Biden Names White House Counsel as New Staff Starts Taking Shape
(Bloomberg) -- President-elect Joe Biden began rounding out his White House staff on Tuesday with the announcement of his White House counsel and several senior advisers, drawing from his campaign roster to fill key West Wing posts.
The White House counsel will be Dana Remus, who previously served as the campaign’s chief counsel and was also a deputy White House counsel for ethics under President Barack Obama.
Jen O’Malley Dillon, Steve Ricchetti and Mike Donilon, all senior aides on Biden’s campaign, are joining the White House staff, as is Louisiana Representative Cedric Richmond, who will be giving up his seat for a role on Biden’s team.
O’Malley Dillon, Biden’s campaign manager, will be a deputy chief of staff and Ricchetti, Biden’s campaign chairman, will be counselor to the president. Donilon will be a senior adviser, as will Richmond, who will also have the title of director of the Office of Public Engagement. Bloomberg News first reported Richmond and Ricchetti’s roles on Monday.

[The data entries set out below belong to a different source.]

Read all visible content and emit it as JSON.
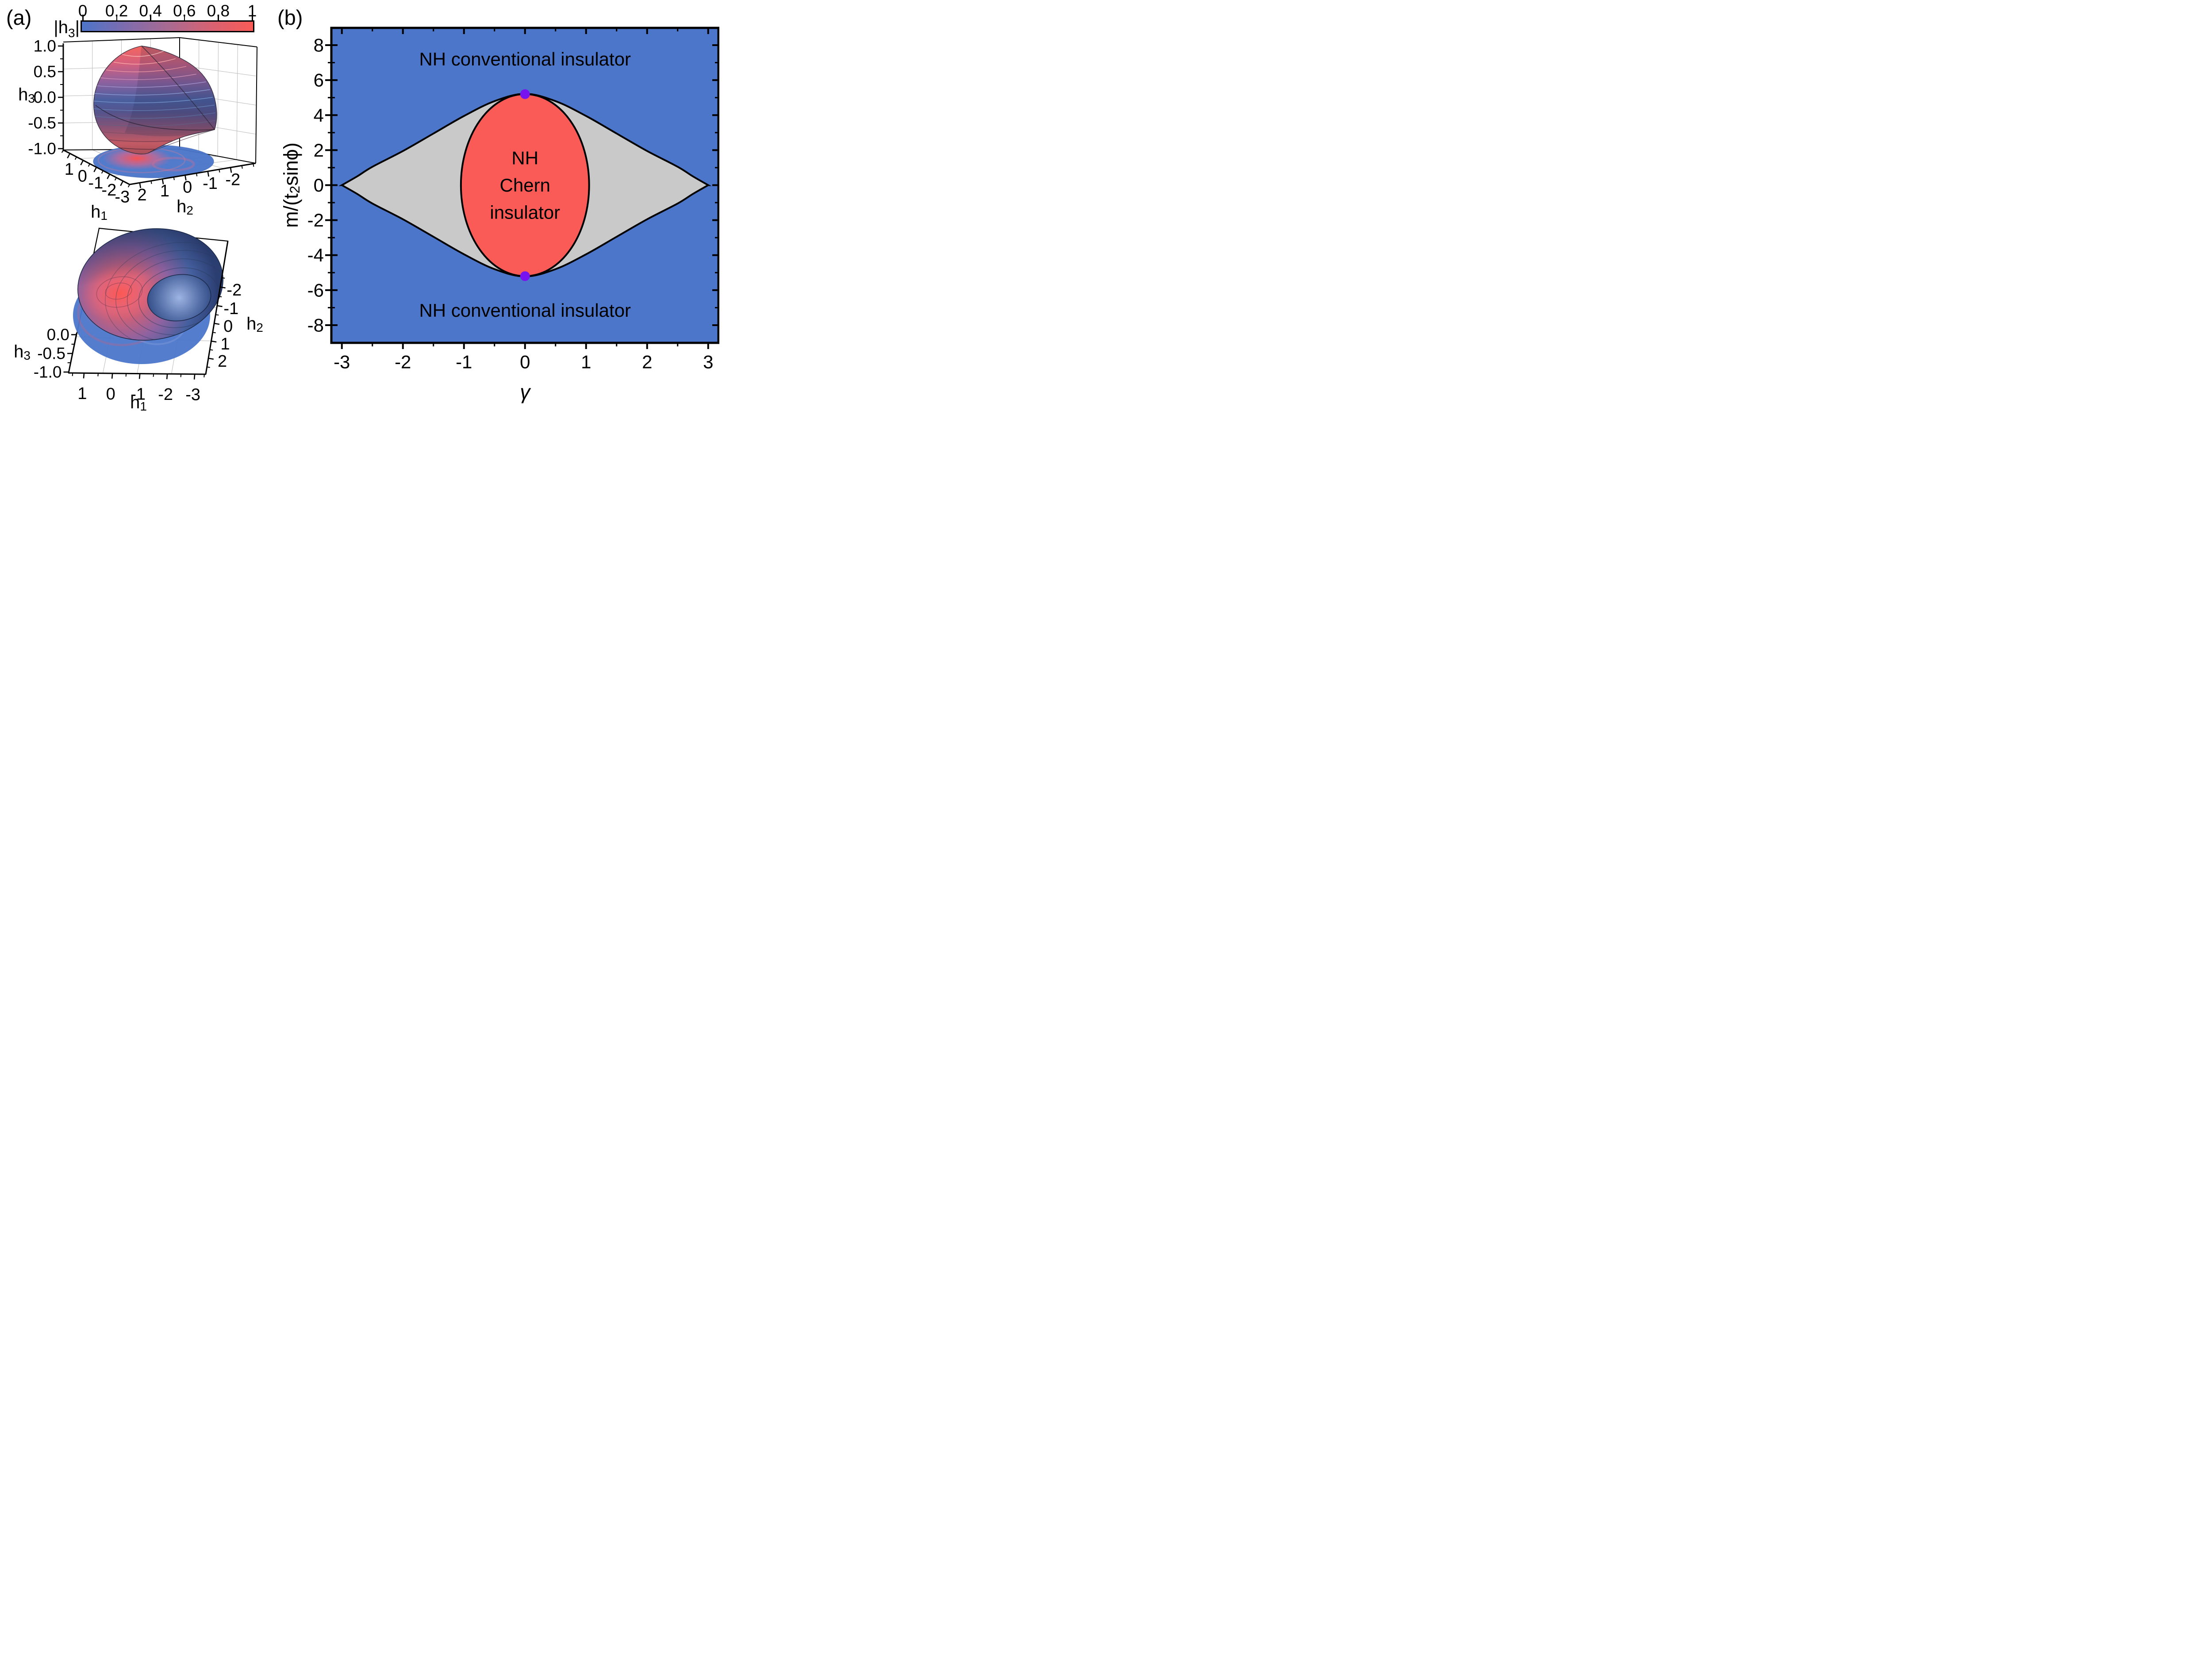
{
  "panels": {
    "a": {
      "label": "(a)",
      "colorbar": {
        "label": {
          "pre": "|h",
          "sub": "3",
          "post": "|"
        },
        "ticks": [
          "0",
          "0.2",
          "0.4",
          "0.6",
          "0.8",
          "1"
        ],
        "colormap": {
          "low": "#4d74c9",
          "mid": "#a86a92",
          "high": "#fa5b56"
        }
      },
      "plot_top": {
        "z_axis": {
          "label": {
            "base": "h",
            "sub": "3"
          },
          "ticks": [
            "1.0",
            "0.5",
            "0.0",
            "-0.5",
            "-1.0"
          ]
        },
        "x_axis": {
          "label": {
            "base": "h",
            "sub": "1"
          },
          "ticks": [
            "1",
            "0",
            "-1",
            "-2",
            "-3"
          ]
        },
        "y_axis": {
          "label": {
            "base": "h",
            "sub": "2"
          },
          "ticks": [
            "2",
            "1",
            "0",
            "-1",
            "-2"
          ]
        }
      },
      "plot_bottom": {
        "z_axis": {
          "label": {
            "base": "h",
            "sub": "3"
          },
          "ticks": [
            "0.0",
            "-0.5",
            "-1.0"
          ]
        },
        "x_axis": {
          "label": {
            "base": "h",
            "sub": "1"
          },
          "ticks": [
            "1",
            "0",
            "-1",
            "-2",
            "-3"
          ]
        },
        "y_axis": {
          "label": {
            "base": "h",
            "sub": "2"
          },
          "ticks": [
            "-2",
            "-1",
            "0",
            "1",
            "2"
          ]
        }
      }
    },
    "b": {
      "label": "(b)",
      "chart_data": {
        "type": "area",
        "xlabel": "γ",
        "ylabel_parts": {
          "pre": "m/(t",
          "sub": "2",
          "post": "sinϕ)"
        },
        "xlim": [
          -3.17,
          3.17
        ],
        "ylim": [
          -9,
          9
        ],
        "xticks": [
          -3,
          -2,
          -1,
          0,
          1,
          2,
          3
        ],
        "x_minor_ticks": [
          -2.5,
          -1.5,
          -0.5,
          0.5,
          1.5,
          2.5
        ],
        "yticks": [
          8,
          6,
          4,
          2,
          0,
          -2,
          -4,
          -6,
          -8
        ],
        "y_minor_ticks": [
          7,
          5,
          3,
          1,
          -1,
          -3,
          -5,
          -7
        ],
        "regions": {
          "conventional": {
            "color": "#4b76ca"
          },
          "exceptional": {
            "color": "#c9c9c9",
            "upper_boundary": [
              [
                -3,
                0
              ],
              [
                -2.75,
                0.5
              ],
              [
                -2.5,
                1.05
              ],
              [
                -2,
                1.95
              ],
              [
                -1.5,
                2.95
              ],
              [
                -1,
                3.95
              ],
              [
                -0.5,
                4.8
              ],
              [
                0,
                5.22
              ],
              [
                0.5,
                4.8
              ],
              [
                1,
                3.95
              ],
              [
                1.5,
                2.95
              ],
              [
                2,
                1.95
              ],
              [
                2.5,
                1.05
              ],
              [
                2.75,
                0.5
              ],
              [
                3,
                0
              ]
            ]
          },
          "chern": {
            "color": "#fa5b57",
            "ellipse": {
              "cx": 0,
              "cy": 0,
              "rx": 1.05,
              "ry": 5.2
            }
          }
        },
        "gap_closing_points": [
          [
            0,
            5.2
          ],
          [
            0,
            -5.2
          ]
        ],
        "point_color": "#7713ef",
        "annotations": [
          {
            "lines": [
              "NH conventional insulator"
            ],
            "x": 0,
            "y": 7.2
          },
          {
            "lines": [
              "NH",
              "Chern",
              "insulator"
            ],
            "x": 0,
            "y": 0,
            "line_step": 1.55
          },
          {
            "lines": [
              "NH conventional insulator"
            ],
            "x": 0,
            "y": -7.15
          }
        ]
      }
    }
  }
}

Annie Thomasini, Biden’s traveling chief of staff during the campaign, will be director of Oval Office Operations and Julie Chavez Rodriguez, former Biden deputy campaign manager and top aide on Vice President-elect Kamala Harris’s presidential campaign, will be director of the Office of Intergovernmental Affairs, which leads the executive branch’s outreach to state and local governments.
Incoming first lady Jill Biden is also building out her staff with the selection of Julissa Reynoso Pantaleon, a former U.S. ambassador to Uruguay and deputy secretary of state for the Western Hemisphere, as her chief of staff. Her aide of more than a decade, Anthony Bernal, will be a senior adviser.

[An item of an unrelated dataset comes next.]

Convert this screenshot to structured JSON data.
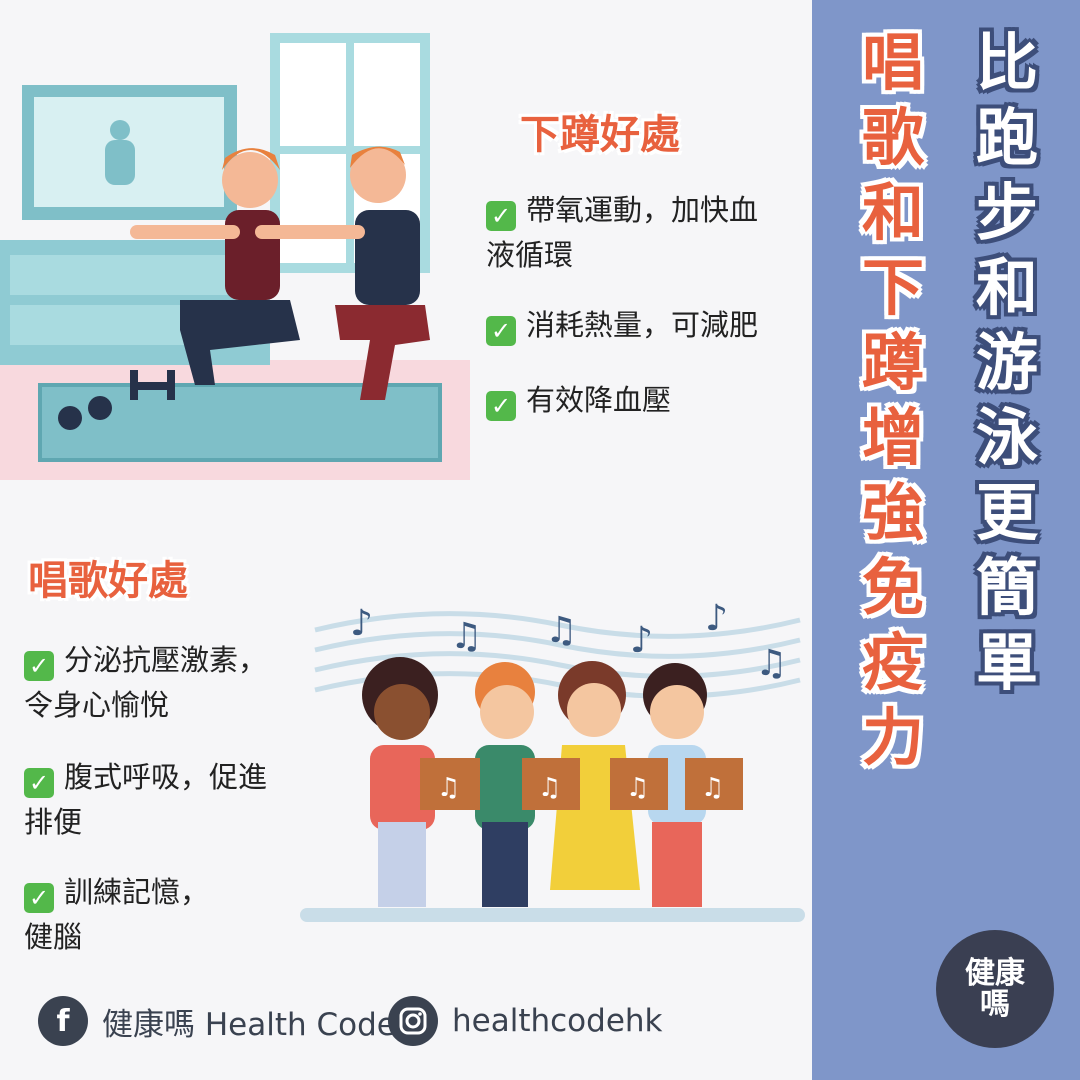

Biden has said he planned to name key White House aides before turning to cabinet jobs that require Senate confirmation. He’s following his recent predecessors’ lead in relying heavily on his successful campaign team to staff the White House.
O’Malley Dillon is the first woman to run a winning Democratic presidential campaign and is credited with growing Biden’s small primary campaign into a general election operation just as the coronavirus pandemic hit the country.
Ricchetti was Biden’s vice presidential chief of staff at the end of the Obama presidency and helped him prepare for a potential 2016 presidential run and then again for his 2020 campaign.
Biden had to fight to bring Ricchetti into the Obama White House because his then-recent history as a registered lobbyist ran afoul of the administration’s ethics rules. Ricchetti hasn’t been a registered lobbyist for more than a decade, but progressive groups pointed to that history to campaign against his potential appointment as White House chief of staff.
Biden’s picks of Ricchetti and Richmond are controversial among progressive groups.
“If Joe Biden continues making corporate-friendly appointments to his White House, he will risk quickly fracturing the hard-earned goodwill his team built with progressives to defeat Donald Trump,” Justice Democrats executive director Alexandra Rojas said in a statement.
Richmond, who’s been an ally of oil and gas companies, also drew criticism from an environmental group who said he took donations from the fossil fuel industry.
Sunrise Movement co-founder and Executive Director Varshini Prakash said that “today feels like a betrayal.”
Richmond is also a co-chair of the Biden-Harris transition team, and is close to South Carolina Representative Jim Clyburn, whose late February endorsement of Biden helped revive the then-struggling candidate’s campaign. He was one of Biden’s earliest backers and most visible surrogates during the campaign, often appearing on television to defend Biden at low points of his campaign.
Richmond is likely to be one of the most senior Black officials in the Biden administration. Biden’s inner circle is comprised largely of White men, many of whom have worked with him for decades. Ron Klain, who Biden named as chief of staff last week, will likely be working in the White House with Ted Kaufman, Jeff Zients, Bruce Reed and Jake Sullivan, in addition to the hires announced Tuesday, according to several people familiar with the transition.
Richmond will likely be one of the few sitting members of Congress to join the administration, given the Democrats’ narrow majority in the House and slim minority in the Senate, and so he may be called on to play a role in negotiations with Congress.